A. To add a new user to a domain you need to logon to the Server as an Administrator and run the User Manager for Domains Utility. Before adding a new user however, you should consider the different naming conventions that can be used, and there are really 4 main standards
- Last name plus initial - This is probably the most popular, and for John Savill would give SavillJ
- First name plus last name initial - e.g. JohnS, however you will quickly run out and may need to use middle initial as well etc.
- First name initial plus last name - e.g. JSavill
- First name plus number - e.g. John34, the problem with this is it is not easy to recognize the person.
It is important to stick to a standard, however unless this is a new installation, there will already be a standard to follow at your company. To add a user:
- Start User Manager for Domains (Start - Programs - Administrative Tools - User Manager for Domains)
- Select New User from the User Menu
- In the username field enter the name the user will use to logon, e.g.
savillj. Case is not important however stick to a common format. The
username can be up to 20 characters in length and you can use a
combination of letters/numbers/punctuation's except for the following
" \[\] ? / \ ; : | = ,
You can use spaces in the user name, however this is not a good idea as you would need to put the name in quotes whenever you enter a command relating to the account.

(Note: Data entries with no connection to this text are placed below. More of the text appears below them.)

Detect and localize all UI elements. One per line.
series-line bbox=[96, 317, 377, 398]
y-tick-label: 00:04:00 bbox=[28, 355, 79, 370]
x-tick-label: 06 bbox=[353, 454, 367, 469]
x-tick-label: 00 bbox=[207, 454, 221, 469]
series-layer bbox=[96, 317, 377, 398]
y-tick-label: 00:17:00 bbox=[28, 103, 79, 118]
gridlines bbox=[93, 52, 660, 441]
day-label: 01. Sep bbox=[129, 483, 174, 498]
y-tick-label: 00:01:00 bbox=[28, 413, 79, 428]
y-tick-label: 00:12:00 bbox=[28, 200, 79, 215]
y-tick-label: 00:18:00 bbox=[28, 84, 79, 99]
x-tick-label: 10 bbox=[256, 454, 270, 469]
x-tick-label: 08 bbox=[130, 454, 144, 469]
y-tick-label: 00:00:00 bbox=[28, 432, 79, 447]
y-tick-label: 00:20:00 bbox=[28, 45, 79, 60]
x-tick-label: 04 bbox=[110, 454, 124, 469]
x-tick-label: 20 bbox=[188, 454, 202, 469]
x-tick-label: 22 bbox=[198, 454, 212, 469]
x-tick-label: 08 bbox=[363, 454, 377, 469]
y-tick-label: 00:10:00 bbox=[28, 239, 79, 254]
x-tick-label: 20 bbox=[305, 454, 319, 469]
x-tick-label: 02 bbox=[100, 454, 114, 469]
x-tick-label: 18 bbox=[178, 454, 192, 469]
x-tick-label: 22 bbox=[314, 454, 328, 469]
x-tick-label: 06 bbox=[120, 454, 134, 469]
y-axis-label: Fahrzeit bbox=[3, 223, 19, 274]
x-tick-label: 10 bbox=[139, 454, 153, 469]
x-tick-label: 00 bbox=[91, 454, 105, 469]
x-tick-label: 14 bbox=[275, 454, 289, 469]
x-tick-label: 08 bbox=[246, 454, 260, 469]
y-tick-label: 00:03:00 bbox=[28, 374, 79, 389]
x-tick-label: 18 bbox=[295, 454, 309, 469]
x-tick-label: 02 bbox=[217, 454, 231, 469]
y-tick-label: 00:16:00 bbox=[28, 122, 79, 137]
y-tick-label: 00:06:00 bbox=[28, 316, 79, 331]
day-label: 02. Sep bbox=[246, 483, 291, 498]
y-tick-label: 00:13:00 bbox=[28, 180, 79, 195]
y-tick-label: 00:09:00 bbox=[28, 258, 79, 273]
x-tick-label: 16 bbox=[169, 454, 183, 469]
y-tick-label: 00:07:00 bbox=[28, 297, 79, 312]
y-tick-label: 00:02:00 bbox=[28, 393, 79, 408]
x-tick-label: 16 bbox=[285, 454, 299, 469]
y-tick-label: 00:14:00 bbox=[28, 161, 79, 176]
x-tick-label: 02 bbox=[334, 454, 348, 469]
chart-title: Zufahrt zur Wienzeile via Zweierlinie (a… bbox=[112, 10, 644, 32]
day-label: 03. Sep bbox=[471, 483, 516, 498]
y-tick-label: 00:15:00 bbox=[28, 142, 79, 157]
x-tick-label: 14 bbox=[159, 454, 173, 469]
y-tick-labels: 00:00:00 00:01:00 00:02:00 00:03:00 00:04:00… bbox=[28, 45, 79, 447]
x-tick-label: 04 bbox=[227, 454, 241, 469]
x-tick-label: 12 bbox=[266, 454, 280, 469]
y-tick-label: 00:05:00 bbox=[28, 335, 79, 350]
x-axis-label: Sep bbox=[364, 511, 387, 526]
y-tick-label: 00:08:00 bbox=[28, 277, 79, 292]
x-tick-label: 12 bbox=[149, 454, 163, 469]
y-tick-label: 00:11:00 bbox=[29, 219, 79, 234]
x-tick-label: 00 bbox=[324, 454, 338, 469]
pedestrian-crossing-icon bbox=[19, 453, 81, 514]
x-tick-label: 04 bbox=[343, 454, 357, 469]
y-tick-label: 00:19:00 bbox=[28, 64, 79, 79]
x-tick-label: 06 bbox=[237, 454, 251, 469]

- Although the Full Name field is not mandatory it is a good idea to fill it in with the persons real name. There are several NT utilities that dump out the user information and this name is displayed, and with this in mind you may like to put the last persons name first, e.g. Savill, John for future readability
- The Description field is as the name implies, just a description of the person, i.e. "Sales Manager", however you put what you like for Description :-)
- You need to enter a password for the new user which they will use the first time they logon, and this is entered twice, once in the "password" field, and again in the "confirm password" field. The password is case sensitive so make sure you enter the password in the correct case both times and tell the user where you use capitals/lowercase.
- You will see 4 check boxes
- User Must Change Password at Next Logon - It is a good idea to select this, and the first time the user logs on they will need to change the password
- User Cannot Change Password - Not a good idea, you would only really use this for a shared account
- Password Never Expires - Again not a good idea, this would be a security risk as permanent passwords are frowned on
- Account Disabled - A means for suspending an account
- Click on the Groups button at the bottom of the dialog box
- Select a group on the right hand side and click Add to make the new user a member of that group
- Click OK when finished
- Next click on the profile button
- In the profiles you can enter the path for the users profile, e.g. \\savpdc\profiles.
- In the logon script section you can enter the name of a batch file to be run when the user logs on. You only need to enter the name of the batch file, and not the full UNC location as it will assume the logon script is in the netlogon share
- You can also setup the users home directory, which can either be a local area, or more commonly a share on a network drive.
- Click OK when finished
- It is also possible to set logon hours for each user by clicking the Logon button
- By clicking the "Logon To" button you can restrict which workstations the user can logon to.
- The Account button allows you to setup an account expiry time, and the account type
- Finally the DialIn button allows you to give accounts the ability to dial in, and whether or not to allow callback.